Perjuangan Raden Ajeng Kartini Menginspirasi Pengadilan Agama Trenggalek

Iklan Semua Halaman

.

Perjuangan Raden Ajeng Kartini Menginspirasi Pengadilan Agama Trenggalek

Sku Metropolitan
Senin, 22 April 2019


TRENGGALEK, METRO - Ketua Pengadilan Agama (PA), Kabupaten Trenggalek, Drs.H.Nur Chozin ,SH.M.Hum, menilai esensi perjuangan Kartini telah menginspirasi dan memotivasi kaum perempuan untuk meningkatkan peran serta mereka dalam semua aspek kehidupan.

"Esensi dari perjuangan Kartini itu sesuai dengan judul bukunya "Habis Gelap, Terbitlah Terang" yang artinya bagaimana memotivasi dan menginspirasi terutama perempuan-perempuan di seluruh Indonesia terutama di Trenggalek untuk meningkatkan peran sertanya dalam seluruh aspek kehidupan," ujarnya Senin (22/4/2019)
Nur Chozin menjelaskan,pada peringatan hari Kartini 21 April 2019 ini, Pengadilan Agama Trenggalek memberikan contoh sebagai abdi Negara dan pelayan Masyarakat dengan berpakaian ciri khas Jawa adalah salah satu cara untuk mengenang kembali hidup dan kehidupan serta perjuangan Raden Ajeng Kartini yang layak untuk ditiru oleh kaum perempuan, sehingga diharapkan para perempuan sebagai istri yang tangguh dalam menjalani hidup berumah tangga dan tidak mudah goyah meski terpengaruh apapun oleh keadaan lingkungan

" Diharapkan para istri tidak mudah terpengaruh oleh keadaan lingkungan sekitar dan kuat menghadapi tantangan seberat apapun ,InsyaAlloh dengan cara ini Pengadilan Agama Trenggalek akan dapat mengurangi angka perceraian di tahun 2019," terang Nur Chozin.
Nur Chozin menambahkan,para bapak-bapak juga siap ikut menjaga kelestarian kehebatan RA.Kartini karena memang rumah tangga hanya bisa dijaga dengan baik apabila antara suami dan istri bekerja sama dan bahu membahu untuk menggapai keberhasilan kesejahteraan rumah tangga.

"Terlepas dari cita-cita Kartini tentang tidak ada diskriminasi, kemudian perempuan juga harus memiliki peran yang sama guna mengaktualisasikan dirinya untuk berkontribusi terhadap bangsa dan negara," pungkasnya.

Setiap tanggal 21 April, masyarakat Indonesia memperingati hari Kartini yang merupakan hari lahir Raden Ajeng Kartini, tokoh pelopor kebangkitan perempuan pribumi sekaligus salah satu pahlawan nasional.
Semasa hidupnya, Kartini tekun belajar dan menulis surat kepada teman-temannya yang berasal dari Belanda.
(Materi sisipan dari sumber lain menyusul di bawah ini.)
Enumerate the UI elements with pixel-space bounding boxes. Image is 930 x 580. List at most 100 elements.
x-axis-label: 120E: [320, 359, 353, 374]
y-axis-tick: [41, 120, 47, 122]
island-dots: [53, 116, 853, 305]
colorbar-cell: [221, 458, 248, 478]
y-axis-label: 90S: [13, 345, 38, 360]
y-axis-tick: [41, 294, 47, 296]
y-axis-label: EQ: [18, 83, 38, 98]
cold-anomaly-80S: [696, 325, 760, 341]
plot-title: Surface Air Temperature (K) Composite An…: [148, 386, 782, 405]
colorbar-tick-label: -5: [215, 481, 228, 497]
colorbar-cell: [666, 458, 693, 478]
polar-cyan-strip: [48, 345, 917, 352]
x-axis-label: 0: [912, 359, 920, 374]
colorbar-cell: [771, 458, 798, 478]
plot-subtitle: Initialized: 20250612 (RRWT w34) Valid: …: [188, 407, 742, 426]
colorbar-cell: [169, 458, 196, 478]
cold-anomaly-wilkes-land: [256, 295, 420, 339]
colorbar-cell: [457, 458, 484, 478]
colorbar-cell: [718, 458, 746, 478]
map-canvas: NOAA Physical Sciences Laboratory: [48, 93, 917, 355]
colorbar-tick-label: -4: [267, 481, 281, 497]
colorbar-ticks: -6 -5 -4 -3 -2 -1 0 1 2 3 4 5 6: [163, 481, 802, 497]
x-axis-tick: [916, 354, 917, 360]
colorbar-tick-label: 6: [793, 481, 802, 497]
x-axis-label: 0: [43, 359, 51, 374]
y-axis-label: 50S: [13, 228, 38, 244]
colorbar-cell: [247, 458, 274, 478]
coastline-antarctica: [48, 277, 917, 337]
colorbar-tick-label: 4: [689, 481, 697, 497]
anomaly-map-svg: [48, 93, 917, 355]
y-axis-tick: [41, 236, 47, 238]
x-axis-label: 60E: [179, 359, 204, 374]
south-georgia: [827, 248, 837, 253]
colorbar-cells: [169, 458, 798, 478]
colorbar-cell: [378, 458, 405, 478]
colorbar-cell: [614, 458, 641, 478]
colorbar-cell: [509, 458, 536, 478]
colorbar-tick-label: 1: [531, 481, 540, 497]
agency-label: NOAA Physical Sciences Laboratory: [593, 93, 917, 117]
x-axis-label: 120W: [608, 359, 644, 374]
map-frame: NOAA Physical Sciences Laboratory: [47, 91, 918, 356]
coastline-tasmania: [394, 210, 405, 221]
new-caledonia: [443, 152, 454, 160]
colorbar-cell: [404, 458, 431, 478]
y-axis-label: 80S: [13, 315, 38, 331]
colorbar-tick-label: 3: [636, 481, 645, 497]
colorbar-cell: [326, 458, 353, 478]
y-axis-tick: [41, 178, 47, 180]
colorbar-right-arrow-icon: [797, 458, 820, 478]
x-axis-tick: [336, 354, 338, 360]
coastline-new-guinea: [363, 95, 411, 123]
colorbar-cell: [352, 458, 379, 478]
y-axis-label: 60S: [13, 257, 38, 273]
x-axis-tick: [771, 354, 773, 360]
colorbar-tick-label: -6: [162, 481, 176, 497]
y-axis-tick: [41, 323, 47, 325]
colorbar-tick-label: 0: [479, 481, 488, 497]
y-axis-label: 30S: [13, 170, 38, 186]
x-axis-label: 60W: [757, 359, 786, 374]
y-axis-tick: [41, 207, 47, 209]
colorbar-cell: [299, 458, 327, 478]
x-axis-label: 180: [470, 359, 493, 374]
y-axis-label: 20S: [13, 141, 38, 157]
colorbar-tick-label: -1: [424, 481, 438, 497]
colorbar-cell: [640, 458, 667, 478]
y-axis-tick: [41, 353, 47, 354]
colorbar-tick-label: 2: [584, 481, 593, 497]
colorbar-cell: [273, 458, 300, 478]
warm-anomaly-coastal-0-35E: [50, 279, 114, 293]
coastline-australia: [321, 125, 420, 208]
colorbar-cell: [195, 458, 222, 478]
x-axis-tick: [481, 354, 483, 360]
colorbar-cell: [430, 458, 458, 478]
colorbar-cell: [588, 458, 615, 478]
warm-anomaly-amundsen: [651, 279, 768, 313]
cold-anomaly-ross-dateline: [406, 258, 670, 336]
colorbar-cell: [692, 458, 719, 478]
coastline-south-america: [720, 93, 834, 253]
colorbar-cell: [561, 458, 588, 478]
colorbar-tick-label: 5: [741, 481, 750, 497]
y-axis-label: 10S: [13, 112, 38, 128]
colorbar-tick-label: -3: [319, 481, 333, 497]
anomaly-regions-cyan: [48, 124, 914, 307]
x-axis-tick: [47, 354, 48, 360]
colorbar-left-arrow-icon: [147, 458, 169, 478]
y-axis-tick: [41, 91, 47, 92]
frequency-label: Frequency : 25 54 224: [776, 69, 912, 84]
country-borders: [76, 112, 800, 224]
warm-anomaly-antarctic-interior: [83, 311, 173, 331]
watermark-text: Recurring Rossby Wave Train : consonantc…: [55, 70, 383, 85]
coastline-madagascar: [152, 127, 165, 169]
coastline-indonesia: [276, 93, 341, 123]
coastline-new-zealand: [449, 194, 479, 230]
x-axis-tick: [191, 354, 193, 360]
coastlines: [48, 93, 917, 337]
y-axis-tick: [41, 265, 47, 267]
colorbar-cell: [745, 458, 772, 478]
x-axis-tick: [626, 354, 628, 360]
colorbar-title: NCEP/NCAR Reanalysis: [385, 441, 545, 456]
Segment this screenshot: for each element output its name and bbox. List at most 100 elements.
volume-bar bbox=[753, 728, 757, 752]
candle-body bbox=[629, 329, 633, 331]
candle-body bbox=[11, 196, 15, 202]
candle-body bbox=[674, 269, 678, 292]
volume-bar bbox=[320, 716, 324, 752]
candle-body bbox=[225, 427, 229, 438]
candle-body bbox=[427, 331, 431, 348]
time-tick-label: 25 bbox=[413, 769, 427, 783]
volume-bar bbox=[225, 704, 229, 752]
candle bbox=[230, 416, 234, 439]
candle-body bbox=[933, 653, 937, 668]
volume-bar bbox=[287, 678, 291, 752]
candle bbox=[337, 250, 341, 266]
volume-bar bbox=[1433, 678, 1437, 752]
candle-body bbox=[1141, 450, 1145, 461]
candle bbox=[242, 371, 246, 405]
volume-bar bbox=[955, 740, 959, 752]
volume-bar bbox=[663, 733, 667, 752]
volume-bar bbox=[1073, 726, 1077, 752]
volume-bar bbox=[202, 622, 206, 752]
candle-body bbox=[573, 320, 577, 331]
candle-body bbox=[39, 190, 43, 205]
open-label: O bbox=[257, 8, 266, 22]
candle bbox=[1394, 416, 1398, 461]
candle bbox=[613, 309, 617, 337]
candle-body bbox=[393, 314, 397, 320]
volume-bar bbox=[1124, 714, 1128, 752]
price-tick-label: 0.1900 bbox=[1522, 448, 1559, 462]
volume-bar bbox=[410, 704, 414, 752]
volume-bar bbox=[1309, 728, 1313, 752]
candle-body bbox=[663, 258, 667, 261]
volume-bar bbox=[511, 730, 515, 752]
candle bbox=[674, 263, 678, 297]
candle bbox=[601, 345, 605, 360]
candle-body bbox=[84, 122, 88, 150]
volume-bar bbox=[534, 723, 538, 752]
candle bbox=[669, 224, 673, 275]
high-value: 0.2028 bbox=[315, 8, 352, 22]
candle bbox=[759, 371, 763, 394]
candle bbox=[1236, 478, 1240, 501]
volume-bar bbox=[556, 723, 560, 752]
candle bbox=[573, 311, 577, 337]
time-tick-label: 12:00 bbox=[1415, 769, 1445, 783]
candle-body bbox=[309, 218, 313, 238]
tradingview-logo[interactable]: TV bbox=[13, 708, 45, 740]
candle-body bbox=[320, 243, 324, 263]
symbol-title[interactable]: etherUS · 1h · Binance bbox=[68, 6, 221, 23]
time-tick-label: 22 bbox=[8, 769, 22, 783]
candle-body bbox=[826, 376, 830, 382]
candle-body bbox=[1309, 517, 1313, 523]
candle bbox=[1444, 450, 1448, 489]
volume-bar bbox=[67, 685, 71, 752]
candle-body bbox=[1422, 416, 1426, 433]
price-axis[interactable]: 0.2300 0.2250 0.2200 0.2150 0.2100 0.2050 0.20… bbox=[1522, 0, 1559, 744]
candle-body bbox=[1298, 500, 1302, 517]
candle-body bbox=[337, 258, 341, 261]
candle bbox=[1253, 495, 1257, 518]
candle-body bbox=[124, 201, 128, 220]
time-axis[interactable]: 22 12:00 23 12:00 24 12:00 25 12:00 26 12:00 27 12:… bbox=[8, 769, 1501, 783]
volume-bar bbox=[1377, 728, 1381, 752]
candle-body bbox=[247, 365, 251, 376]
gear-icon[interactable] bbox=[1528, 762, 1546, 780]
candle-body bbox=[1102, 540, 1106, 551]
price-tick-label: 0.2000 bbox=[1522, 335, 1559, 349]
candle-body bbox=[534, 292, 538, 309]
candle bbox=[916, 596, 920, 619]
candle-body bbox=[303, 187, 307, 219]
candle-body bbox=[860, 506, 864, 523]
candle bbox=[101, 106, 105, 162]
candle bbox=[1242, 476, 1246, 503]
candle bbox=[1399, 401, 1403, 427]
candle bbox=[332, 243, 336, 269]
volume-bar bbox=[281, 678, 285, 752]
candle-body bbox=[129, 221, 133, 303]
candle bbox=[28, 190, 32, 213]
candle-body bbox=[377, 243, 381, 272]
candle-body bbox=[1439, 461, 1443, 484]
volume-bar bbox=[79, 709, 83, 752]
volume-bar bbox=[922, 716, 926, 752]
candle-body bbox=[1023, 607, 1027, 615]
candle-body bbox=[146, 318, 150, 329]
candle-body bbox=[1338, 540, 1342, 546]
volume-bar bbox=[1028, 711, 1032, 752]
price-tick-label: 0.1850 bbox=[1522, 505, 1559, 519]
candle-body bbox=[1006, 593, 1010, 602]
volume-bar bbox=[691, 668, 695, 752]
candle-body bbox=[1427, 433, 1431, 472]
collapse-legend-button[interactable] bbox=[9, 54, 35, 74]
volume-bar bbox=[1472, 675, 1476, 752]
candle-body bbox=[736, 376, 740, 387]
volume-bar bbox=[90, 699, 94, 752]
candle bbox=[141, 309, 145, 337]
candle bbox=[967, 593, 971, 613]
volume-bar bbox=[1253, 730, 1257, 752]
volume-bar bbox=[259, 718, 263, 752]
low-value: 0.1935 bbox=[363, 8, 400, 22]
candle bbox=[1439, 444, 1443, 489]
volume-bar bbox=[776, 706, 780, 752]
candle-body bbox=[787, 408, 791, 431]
Kartini memiliki ketertarikan pada kemajuan berpikir perempuan Eropa. Timbul keinginannya untuk memajukan perempuan pribumi, karena ia melihat bahwa perempuan pribumi berada pada status sosial yang rendah di kala itu.

Pemikiran-pemikiran Kartini tidak hanya menginspirasi kaum perempuan pribumi saat itu, namun juga turut memotivasi para tokoh-tokoh pejuang kemerdekaan Indonesia lainnya seperti W.R Soepratman.(Sar).